On March 25, private equity giant Cerberus announced a deal to acquire Catholic non-profit health system Caritas Christi for $830 million. The deal would turn Caritas into a for-profit, unload its pension liabilities onto Cerberus, and enable the struggling non-profit to keep its staff levels intact. More importantly, I think the deal could be seen as a canary in the coal mine that suggests more non-profits will pursue consolidation opportunities with larger players who are less vulnerable to the major changes that will befall the acute care industry now that health reform has been passed.
I also expect the acute care group to benefit from restrictions on physician-owned hospitals as this gradually wipes out another level of competition from the playing field. Since the insurance pool doesn’t widen until 2014E – but the cuts begin right away – I expect non-profits that operate on low margins and are overexposed to one geographic region to look for exits.

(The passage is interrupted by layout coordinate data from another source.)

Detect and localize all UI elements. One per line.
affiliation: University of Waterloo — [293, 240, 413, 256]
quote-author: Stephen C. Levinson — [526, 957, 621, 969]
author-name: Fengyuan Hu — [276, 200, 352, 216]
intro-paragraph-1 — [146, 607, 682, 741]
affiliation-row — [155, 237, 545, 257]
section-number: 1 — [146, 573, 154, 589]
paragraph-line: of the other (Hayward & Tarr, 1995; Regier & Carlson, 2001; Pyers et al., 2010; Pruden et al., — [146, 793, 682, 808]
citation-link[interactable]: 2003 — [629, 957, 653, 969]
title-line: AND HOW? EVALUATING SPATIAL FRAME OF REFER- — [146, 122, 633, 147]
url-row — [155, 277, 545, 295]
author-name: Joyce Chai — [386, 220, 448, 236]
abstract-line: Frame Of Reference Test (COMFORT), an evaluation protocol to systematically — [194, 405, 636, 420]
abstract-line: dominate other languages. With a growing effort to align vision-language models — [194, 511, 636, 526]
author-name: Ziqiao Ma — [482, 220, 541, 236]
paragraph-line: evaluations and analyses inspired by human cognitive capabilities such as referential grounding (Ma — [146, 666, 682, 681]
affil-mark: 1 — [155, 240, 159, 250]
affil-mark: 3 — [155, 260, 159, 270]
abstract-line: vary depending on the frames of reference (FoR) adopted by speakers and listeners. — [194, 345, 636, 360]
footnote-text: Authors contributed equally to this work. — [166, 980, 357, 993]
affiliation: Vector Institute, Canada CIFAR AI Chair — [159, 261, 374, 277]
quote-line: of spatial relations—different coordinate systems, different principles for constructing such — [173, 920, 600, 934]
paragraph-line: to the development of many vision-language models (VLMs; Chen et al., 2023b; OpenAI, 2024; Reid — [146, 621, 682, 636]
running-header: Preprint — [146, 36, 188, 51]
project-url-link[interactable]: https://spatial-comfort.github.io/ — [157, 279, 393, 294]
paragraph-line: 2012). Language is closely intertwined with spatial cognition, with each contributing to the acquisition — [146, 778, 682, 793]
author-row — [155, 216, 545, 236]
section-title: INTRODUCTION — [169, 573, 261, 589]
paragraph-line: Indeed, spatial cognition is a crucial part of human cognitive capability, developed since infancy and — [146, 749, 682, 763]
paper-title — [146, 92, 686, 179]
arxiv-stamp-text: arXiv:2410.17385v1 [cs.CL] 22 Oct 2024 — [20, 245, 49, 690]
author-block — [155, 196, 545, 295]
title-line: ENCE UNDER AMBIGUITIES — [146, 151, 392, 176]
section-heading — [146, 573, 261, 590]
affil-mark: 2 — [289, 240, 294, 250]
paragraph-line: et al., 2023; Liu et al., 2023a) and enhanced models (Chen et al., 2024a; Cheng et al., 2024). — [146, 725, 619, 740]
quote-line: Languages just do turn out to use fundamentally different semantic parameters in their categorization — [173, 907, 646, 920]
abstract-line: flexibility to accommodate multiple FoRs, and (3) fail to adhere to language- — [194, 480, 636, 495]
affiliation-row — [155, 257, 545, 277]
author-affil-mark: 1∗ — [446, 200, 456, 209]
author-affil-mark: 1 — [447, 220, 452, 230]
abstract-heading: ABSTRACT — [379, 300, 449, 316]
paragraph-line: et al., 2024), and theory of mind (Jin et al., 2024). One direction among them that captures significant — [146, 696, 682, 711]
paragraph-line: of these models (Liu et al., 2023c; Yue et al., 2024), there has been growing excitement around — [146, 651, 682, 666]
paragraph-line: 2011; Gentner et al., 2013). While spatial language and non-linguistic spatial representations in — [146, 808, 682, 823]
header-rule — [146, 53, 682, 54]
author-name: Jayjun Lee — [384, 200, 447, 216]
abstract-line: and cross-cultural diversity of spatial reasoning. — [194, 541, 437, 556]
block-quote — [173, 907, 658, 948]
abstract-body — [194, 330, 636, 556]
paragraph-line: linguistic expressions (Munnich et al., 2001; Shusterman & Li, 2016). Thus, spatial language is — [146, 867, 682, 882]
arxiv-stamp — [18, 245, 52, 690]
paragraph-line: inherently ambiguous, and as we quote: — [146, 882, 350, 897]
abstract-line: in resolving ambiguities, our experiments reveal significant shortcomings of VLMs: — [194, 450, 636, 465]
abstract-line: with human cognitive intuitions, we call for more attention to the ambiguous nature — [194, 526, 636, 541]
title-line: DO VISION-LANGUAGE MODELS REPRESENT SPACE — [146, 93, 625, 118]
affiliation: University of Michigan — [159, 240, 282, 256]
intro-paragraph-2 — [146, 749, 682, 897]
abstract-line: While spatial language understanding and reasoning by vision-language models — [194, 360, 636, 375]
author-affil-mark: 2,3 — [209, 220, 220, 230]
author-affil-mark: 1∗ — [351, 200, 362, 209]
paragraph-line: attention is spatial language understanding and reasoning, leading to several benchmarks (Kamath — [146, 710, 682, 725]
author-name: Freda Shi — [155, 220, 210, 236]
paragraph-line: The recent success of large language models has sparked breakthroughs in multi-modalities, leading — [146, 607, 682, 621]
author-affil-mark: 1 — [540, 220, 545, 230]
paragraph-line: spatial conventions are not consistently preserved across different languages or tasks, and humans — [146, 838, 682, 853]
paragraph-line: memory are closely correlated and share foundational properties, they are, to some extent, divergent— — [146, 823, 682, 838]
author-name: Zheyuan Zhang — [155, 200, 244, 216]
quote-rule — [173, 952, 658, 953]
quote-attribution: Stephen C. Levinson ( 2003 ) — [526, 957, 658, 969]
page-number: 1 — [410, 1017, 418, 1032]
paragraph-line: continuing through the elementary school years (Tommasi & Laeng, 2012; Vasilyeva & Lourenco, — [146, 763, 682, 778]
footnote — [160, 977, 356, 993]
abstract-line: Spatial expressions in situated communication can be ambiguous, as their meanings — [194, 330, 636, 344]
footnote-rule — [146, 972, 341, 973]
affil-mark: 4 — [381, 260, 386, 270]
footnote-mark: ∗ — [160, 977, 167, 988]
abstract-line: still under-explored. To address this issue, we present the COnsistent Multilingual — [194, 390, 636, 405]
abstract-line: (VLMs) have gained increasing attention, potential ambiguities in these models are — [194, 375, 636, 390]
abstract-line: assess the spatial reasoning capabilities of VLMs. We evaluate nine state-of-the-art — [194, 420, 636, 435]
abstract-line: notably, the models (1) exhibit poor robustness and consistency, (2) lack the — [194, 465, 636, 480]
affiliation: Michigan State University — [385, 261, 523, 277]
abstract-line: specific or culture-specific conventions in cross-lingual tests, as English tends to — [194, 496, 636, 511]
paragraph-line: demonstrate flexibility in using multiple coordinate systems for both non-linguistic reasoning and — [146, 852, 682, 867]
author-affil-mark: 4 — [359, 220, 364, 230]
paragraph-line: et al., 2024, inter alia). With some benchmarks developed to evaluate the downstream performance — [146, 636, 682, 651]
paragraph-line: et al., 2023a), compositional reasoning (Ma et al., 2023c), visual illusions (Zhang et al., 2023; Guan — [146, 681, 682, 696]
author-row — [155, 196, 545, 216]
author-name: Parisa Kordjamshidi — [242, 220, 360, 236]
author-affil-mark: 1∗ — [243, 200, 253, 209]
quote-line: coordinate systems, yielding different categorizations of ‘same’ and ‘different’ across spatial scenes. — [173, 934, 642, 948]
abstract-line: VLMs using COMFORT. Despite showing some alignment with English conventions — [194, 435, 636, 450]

To sum it up, expect more consolidation in the acute care industry and expect the larger (publicly traded and private) health systems to benefit since they have more scale, diversity, and better access to capital. One thing is for certain: every hospital system in the US will have to find ways to creatively work around the challenges health reform will usher in beginning now. The names have run up ahead of reform so it's up to readers to pick apart the street models and see what a realistic earnings power run rate will be now that health reform is in the rear-view mirror. One name I prefer, at least from a viewpoint of expsosure to crowded ERs and levels of uncompensated care, is THC. Further, THC is deleveraging nicely and commercial admissions should pick up once the economy can start adding jobs at a sustainable level.
Disclosure: Author holds no position in securities mentioned and the author's firm does not cover the securities mentioned. Authors views are STRICTLY his and do not reflect that of his employer whatsoever.